I’m still digging into the Dolores Labs data from the Amazon Mechanical Turk. As a result, I’ve dug back through the Pascal Recognizing Textual Entailment (RTE) challenge data, and found it to be more than a little confusing. If you want to look at the raw data on which the Mechanical Turk evals were run, here’s the official RTE 1 Test Data.
You can also download Ido Dagan et al.’s overview of RTE1. Among other things, they told their annotators to ignore tense and treat anything that’s not “fully entailed” but is “very probable” as being true. These mechanical Turk annotators, who only saw these instructions, were instructed to “Assume that you do not know anything about the situation except what the Text itself says. Also, note that every part of the Hypothesis must be implied by the Text in order for it to be true.”
Here’s a FALSE case from the official training data in which the second sentence does not follow from the first:
- The chief of the European Central Bank, Vim Duesenburg, had spoken two days ago about "doubtless" signs of growth slowdown, following the financial crises that shook Asia then the rest of the developing countries in the last 18 months.
- The Asian economic crash affected the Euro.
And here’s a TRUE case from the official data:
- Azerbaijanis began voting this morning, Sunday, in the first round of the presidential elections, of which opinion polls are favoring current President Heydar Aliyev to win.
- Azerbaijanis are voting in the presidential elections, in which Heydar Aliyev is expected to be re-elected.
I compiled a list of inferences for which my model chose the wrong answer. You can find them in rte1-errors.doc (which is actually an .xml file, but %^&*! WordPress doesn’t allow XML docs; just save it and rename it to .xml, or just go ahead and view it in OpenOffice). The xml file contains every example to which the model assigned the wrong category, along with some notes, whether I agreed with the gold standard, and the posterior mean of the category variable in the model.
Here an example the gold standard marked TRUE, which the Turkers were pretty sure was false:
- Seiler was reported missing March 27 and was found four days later in a
marsh near her campus apartment.</t>
- Abducted Audrey Seiler found four days after missing.</h>
Examples like this bring up the problem of what it means to probably entail something, where the following was marked as FALSE in the gold standard data (as it should be):
- Kennedy had just won California's Democratic presidential primary when Sirhan shot him in Los Angeles on June 5, 1968.
- Sirhan killed Kennedy.
More subtle cases are on the not-quite inferred boundary, where the following was marked TRUE, though it didn’t say they’d remove his name, just the accusatory paragraphs:
- The Supreme Court was due to decide today, Wednesday, on the appeal filed by De Klerk for the purpose of omitting the accusatory paragraphs against him in the report, especially the paragraphs on his responsibility for bloody attacks that were carried out in the eighties against anti-apartheid organizations.
- De Klerk awaits the Supreme court decision regarding the omission of his name in the incriminating report.

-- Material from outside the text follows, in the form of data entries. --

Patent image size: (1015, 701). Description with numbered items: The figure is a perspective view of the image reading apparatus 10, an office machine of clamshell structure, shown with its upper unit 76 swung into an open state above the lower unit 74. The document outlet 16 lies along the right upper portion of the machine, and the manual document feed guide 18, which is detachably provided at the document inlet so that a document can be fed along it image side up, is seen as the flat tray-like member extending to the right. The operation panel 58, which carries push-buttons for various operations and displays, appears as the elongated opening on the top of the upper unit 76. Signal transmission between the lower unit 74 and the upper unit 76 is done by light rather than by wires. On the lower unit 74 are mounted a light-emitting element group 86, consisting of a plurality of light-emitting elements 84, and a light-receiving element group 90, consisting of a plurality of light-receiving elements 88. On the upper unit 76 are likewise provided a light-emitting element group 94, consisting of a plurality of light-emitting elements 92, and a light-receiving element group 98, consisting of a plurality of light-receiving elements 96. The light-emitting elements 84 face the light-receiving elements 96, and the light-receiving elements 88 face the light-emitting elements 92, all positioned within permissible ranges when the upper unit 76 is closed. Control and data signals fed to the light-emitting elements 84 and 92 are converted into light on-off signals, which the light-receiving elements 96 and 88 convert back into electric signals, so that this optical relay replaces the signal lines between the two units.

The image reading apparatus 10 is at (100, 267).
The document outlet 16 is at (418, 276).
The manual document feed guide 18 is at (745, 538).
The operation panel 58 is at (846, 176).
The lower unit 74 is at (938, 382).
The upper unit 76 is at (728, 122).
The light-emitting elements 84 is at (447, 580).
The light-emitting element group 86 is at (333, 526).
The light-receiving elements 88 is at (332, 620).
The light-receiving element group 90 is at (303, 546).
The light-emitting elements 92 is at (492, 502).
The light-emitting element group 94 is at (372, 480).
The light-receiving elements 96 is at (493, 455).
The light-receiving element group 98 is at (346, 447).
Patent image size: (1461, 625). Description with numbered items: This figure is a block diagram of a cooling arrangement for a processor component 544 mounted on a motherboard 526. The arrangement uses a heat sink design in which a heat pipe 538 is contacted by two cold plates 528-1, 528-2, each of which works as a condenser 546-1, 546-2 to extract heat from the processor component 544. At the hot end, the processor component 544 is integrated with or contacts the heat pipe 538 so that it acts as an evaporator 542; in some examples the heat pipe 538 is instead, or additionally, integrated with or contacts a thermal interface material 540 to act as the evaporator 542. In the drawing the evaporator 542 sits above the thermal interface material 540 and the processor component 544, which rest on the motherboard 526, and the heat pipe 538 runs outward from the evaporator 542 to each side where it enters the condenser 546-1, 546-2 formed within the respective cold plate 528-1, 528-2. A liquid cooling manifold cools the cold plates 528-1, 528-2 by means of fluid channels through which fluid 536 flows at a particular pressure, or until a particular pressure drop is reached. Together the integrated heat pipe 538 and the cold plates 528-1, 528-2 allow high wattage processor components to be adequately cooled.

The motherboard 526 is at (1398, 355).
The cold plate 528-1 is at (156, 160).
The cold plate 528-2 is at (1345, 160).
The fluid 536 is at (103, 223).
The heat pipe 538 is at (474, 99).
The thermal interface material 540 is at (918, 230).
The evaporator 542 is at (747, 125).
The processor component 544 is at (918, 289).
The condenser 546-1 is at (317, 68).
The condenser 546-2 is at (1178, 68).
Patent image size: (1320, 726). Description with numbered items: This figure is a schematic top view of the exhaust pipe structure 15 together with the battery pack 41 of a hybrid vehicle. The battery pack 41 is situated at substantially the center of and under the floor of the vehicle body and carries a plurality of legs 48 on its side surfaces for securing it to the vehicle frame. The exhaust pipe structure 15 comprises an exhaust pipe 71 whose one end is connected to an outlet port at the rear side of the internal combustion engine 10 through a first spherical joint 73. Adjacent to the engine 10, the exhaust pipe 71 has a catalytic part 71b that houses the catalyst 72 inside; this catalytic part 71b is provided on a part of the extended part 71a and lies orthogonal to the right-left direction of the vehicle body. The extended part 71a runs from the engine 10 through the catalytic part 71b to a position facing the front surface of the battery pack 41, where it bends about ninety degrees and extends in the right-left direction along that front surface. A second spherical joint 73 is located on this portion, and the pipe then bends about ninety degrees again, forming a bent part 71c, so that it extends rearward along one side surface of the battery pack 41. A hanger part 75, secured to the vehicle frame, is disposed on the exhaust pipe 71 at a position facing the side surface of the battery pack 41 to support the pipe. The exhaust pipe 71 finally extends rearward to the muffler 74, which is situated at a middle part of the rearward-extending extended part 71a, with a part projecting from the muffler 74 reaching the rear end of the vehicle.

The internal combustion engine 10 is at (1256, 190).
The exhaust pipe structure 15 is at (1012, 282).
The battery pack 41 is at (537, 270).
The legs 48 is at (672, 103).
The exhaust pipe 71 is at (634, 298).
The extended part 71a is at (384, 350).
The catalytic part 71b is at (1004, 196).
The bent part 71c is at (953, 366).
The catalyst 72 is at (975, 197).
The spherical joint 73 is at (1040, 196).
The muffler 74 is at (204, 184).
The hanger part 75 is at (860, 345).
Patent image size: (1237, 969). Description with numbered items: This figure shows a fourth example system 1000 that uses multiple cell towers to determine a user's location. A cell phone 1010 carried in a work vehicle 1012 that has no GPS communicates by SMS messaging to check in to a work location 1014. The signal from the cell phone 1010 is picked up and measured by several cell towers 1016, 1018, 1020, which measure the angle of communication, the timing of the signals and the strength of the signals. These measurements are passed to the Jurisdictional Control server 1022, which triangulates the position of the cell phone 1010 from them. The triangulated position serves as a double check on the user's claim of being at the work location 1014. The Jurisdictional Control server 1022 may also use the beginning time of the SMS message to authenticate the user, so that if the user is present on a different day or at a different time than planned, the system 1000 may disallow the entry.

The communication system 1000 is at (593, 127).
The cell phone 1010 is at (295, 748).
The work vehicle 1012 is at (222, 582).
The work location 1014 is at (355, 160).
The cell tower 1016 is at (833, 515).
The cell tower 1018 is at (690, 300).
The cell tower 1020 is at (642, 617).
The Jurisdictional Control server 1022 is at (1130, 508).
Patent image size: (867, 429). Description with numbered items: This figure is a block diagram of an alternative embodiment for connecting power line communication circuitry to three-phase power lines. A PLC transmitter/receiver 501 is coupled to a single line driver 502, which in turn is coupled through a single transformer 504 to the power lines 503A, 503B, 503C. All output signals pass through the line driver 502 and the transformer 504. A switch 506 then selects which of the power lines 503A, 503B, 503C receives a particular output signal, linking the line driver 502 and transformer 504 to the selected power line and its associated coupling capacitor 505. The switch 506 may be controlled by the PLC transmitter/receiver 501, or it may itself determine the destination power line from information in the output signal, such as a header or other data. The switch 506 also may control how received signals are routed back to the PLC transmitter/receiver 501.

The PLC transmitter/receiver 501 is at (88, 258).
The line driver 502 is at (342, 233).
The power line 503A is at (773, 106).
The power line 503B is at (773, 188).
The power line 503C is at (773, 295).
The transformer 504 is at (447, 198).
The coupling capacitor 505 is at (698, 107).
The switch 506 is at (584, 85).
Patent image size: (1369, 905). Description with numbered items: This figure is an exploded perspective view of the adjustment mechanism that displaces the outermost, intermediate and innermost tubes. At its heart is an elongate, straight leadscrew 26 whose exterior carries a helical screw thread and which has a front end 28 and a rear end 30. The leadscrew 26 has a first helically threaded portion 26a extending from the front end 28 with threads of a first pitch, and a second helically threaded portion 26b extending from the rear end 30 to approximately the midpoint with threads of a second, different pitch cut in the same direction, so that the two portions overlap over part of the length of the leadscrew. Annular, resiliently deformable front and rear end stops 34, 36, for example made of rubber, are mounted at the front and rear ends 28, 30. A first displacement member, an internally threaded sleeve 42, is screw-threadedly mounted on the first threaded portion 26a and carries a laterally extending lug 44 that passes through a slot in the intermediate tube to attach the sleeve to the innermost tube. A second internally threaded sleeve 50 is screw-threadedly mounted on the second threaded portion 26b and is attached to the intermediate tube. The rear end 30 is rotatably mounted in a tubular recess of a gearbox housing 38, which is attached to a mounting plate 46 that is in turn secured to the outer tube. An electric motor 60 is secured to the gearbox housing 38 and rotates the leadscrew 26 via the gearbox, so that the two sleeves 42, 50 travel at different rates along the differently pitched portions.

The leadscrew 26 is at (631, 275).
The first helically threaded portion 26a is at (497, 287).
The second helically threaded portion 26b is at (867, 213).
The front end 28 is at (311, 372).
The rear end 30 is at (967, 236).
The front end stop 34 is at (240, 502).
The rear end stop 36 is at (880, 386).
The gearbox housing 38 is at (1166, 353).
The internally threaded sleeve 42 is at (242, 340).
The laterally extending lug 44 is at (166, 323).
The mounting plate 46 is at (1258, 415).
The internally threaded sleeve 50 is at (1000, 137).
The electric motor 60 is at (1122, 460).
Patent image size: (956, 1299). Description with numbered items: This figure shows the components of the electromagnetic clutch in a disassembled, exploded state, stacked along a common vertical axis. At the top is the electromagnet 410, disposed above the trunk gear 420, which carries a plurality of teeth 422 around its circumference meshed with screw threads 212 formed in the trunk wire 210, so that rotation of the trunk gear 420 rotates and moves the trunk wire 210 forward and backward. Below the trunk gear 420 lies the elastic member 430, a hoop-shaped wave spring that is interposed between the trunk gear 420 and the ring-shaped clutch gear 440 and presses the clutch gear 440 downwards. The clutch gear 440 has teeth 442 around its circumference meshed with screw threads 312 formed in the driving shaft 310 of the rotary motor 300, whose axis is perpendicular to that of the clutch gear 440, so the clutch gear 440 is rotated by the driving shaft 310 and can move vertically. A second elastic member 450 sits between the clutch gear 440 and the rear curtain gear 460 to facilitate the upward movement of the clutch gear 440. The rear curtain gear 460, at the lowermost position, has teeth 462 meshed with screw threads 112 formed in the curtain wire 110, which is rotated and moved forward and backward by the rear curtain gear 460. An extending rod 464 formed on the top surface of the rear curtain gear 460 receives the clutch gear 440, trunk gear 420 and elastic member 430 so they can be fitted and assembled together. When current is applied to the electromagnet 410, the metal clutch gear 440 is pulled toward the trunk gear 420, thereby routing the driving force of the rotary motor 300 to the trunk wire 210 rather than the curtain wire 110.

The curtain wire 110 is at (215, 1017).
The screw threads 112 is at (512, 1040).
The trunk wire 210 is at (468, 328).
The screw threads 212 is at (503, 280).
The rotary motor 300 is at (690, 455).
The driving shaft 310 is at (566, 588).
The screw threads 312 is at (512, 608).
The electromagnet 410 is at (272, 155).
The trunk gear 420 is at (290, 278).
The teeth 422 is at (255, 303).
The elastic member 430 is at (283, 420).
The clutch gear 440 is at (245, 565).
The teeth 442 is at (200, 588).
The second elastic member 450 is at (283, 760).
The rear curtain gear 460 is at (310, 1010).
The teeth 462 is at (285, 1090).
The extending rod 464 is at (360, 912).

and this one, marked TRUE, even though filing for an IPO isn’t the same as going public:
- Google files for its long awaited IPO.
- Google goes public.
And here’s one marked TRUE that’s clearly FALSE, because between now and 2009 doesn’t mean it’ll be in 2009 (note that this was done several years ago, to boot, so we can’t blame inference on the part of the gold standard annotators):
- Sonia Gandhi can be defeated in the next elections in India if between now and 2009, BJP can make Rural India Shine, if it can make every young man have a job that he can be proud of.
- Next elections in India will take place in 2009.
There are two morals to this story. First, you should always look at your data! Over half of the residual disagreements between the Turker annotations and the gold standard were of this highly suspect nature and some were just wrong. Second, we need to be very careful in explaining and clarifying the tasks we’re asking annotators to do. The user interface component is very important.
I’ll end with one the Turkers got wrong, as it’s an interesting example:
- Microsoft was established in Italy in 1985.
- Microsoft was established in 1985.
Don’t get me started on scalar implicature and intersective modifiers!